Political Climate with Mark Simon: 40-percent voter turnout in all-mail county election

in Featured/Headline/PoliticalClimate

More than 70,000 ballots from last week’s statewide primary remain to be counted, according to San Mateo County elections chief Mark Church, and that means the race for county Superintendent of Schools remains very much up in the air.

But the real news might be the total number of ballots cast in the election. When everything is tallied, more than 156,000 voters will have turned in their ballots, an astonishing 40 percent voter turnout.

Among the state’s urban counties, only San Francisco, with a mayor’s race topping the ballot and a former mayor running for governor, had a higher turnout.

In San Mateo County, the schools race was the only truly contested countywide race. The race for governor, U.S. senator and the statewide offices had their share of intrigue, but all things considered, it was a low-key campaign season – certainly absent the kind of drama that draws large numbers of voters.

Statewide, voter turnout was 26 percent, according to a report posted yesterday by the California Secretary of State’s office, although there could be as many as 2 million uncounted ballots statewide.

That means the county’s experiment in all-mail balloting was a phenomenal success in drawing voters to the polls in an otherwise lackluster campaign season.

The large number of unprocessed ballots means ongoing suspense for Gary Waddell and Nancy Magee, the two candidates for county schools chief. As of last Thursday, Waddell was ahead by 501 votes, more than the tally on election night, but still too close to call.

It could be several more days before we know how this race turns out.

A Belmont-Redwood Shores School District parcel tax needed two-thirds to pass and it stands at 64.95, about 1.5 percent behind.
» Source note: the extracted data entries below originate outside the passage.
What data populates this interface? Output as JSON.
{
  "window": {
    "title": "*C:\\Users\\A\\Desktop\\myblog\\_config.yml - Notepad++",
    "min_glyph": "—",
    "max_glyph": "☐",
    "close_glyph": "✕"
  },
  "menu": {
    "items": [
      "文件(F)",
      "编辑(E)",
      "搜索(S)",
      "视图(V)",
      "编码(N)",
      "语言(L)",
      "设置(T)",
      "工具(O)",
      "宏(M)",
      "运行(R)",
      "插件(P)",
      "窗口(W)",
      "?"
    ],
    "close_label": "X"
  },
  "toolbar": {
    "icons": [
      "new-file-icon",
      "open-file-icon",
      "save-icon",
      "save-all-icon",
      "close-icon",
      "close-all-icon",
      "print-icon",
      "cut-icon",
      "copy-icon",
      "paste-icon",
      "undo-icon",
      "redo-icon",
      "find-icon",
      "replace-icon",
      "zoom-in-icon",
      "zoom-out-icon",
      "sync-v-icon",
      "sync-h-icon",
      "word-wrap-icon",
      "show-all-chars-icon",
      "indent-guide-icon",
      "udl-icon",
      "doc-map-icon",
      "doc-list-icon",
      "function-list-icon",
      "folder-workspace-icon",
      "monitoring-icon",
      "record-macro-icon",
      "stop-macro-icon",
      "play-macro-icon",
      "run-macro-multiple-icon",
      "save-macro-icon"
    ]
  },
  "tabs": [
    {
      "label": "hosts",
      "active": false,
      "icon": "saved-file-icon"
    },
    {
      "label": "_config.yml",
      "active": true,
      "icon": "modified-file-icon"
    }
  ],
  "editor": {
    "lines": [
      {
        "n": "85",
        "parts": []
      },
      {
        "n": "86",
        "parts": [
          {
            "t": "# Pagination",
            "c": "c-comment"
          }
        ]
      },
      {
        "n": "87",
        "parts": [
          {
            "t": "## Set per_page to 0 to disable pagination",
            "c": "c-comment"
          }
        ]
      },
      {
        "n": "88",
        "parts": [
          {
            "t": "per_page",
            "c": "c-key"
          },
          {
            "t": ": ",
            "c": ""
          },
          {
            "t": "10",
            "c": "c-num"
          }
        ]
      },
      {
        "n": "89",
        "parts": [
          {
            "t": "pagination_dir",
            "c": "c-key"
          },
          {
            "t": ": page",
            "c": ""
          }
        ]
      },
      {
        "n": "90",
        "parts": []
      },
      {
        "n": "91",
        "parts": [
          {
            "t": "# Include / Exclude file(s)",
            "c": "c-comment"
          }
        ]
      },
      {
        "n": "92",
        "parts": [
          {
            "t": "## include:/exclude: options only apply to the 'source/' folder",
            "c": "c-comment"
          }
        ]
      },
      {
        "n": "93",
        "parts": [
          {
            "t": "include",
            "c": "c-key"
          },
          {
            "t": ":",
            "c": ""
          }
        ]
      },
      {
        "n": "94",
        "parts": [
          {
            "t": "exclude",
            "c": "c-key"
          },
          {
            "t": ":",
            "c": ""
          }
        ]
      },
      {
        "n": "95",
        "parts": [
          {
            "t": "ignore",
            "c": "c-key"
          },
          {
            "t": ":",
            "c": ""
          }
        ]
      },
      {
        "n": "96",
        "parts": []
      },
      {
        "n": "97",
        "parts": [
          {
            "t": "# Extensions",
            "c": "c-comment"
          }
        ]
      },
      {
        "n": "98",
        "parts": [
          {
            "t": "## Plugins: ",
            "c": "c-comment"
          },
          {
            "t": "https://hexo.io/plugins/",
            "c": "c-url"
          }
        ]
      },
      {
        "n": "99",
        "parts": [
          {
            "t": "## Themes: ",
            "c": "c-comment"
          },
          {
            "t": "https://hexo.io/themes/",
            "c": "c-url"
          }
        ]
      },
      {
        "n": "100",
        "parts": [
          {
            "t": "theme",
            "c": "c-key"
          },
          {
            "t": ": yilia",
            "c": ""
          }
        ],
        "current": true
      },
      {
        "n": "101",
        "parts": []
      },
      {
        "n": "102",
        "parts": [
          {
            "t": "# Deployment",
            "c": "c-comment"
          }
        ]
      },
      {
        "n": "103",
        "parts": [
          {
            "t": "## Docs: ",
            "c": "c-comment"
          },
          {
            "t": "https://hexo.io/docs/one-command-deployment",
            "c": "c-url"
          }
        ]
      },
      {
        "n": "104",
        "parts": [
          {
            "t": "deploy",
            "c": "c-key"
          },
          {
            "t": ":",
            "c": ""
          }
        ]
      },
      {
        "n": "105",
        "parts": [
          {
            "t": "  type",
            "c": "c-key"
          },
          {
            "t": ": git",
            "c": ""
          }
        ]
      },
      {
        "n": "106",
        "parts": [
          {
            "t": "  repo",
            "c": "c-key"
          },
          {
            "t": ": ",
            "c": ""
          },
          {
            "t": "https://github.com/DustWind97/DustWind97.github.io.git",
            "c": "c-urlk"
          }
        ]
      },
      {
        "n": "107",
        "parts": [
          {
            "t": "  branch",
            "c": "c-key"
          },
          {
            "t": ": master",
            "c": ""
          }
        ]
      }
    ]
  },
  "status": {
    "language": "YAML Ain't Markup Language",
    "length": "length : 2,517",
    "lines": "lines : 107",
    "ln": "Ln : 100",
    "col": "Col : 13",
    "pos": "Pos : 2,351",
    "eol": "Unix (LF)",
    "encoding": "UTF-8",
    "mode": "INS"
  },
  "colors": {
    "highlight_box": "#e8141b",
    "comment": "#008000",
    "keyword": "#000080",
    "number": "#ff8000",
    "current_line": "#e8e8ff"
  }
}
There might still be enough votes outstanding to pass this measure, but the votes would have to break substantially for the yes side.

GEE FORCE: Redwood City incumbent Jeff Gee officially kicked off his campaign for re-election Sunday at an afternoon gathering of more than 50 friends and supporters at Angelica’s on Main Street.

The benefits of incumbency can be numerous, even in a race where the incumbent is the target, and one of those benefits was prominently on display at Gee’s launch – a lineup of leading local elected officials from throughout the county, reflecting Gee’s two-term tenure on the council and his service to two of the more prominent countywide bodies, the SamTrans and Caltrain boards of directors.

Among those at the event: outgoing Councilman John Seybert, who emceed the event, Redwood City Councilwoman Alicia Aguirre and former Councilman Jeff Ira, San Mateo Mayor Rick Bonilla and Councilwoman Diane Papan, San Mateo County Sheriff Carlos Bolanos, Atherton Councilwoman Elizabeth Lewis, Millbrae Mayor Gina Papan and South San Francisco Mayor Pradeep Gupta.

There also was a strong showing of colleagues from the transportation boards, including Burlingame Councilwoman Emily Beach, who serves on the county Transportation Authority, SamTrans and Caltrain board member and Belmont Councilman Charles Stone and SamTrans board members Rose Guilbault and Josh Powell.

Also on hand: Stacey Wagner, head of community relations for Kaiser Permanente, and Veronica Escamez, founder of the Redwood City nonprofit Casa Circulo Cultural, who spoke in support of Gee, declaring him an “honorary Latino” for all his activities on behalf of that community.

In his own remarks, Gee said he will continue to pursue his goal to “protect the quality of life for residents, ensure a strong economy for our local businesses and support financially responsible decisions that prioritize city services and public safety departments to keep our city a great, safe place to call home.”

He said the city has worked hard to provide more housing options for seniors, young families, veterans and low-income residents and he promised to look at “new innovations,” including removing “barriers to small-unit condominium development.”

He listed a series of specific priorities for the next four years: start construction on the Habitat for Humanity housing project downtown and find a fifth site, “protect our residential neighborhoods from ‘monster homes’” by proposing new floor/area ratio standards, facilitate more housing for seniors, complete construction of the Bayfront Canal, identify funding for the Highway 101/84 interchange project, complete electrification of Caltrain and execute a private/public partnership for the revival of the Dumbarton rail corridor.

He said he will continue to be forward-thinking in his service on the council and “whether it be autonomous vehicles, innovative living arrangements, high speed trains, a new bridge across the bay or things we cannot even imagine right now … we owe it to ourselves to see what may be right around the corner and to try to figure out how it may affect the quality of life in our city.”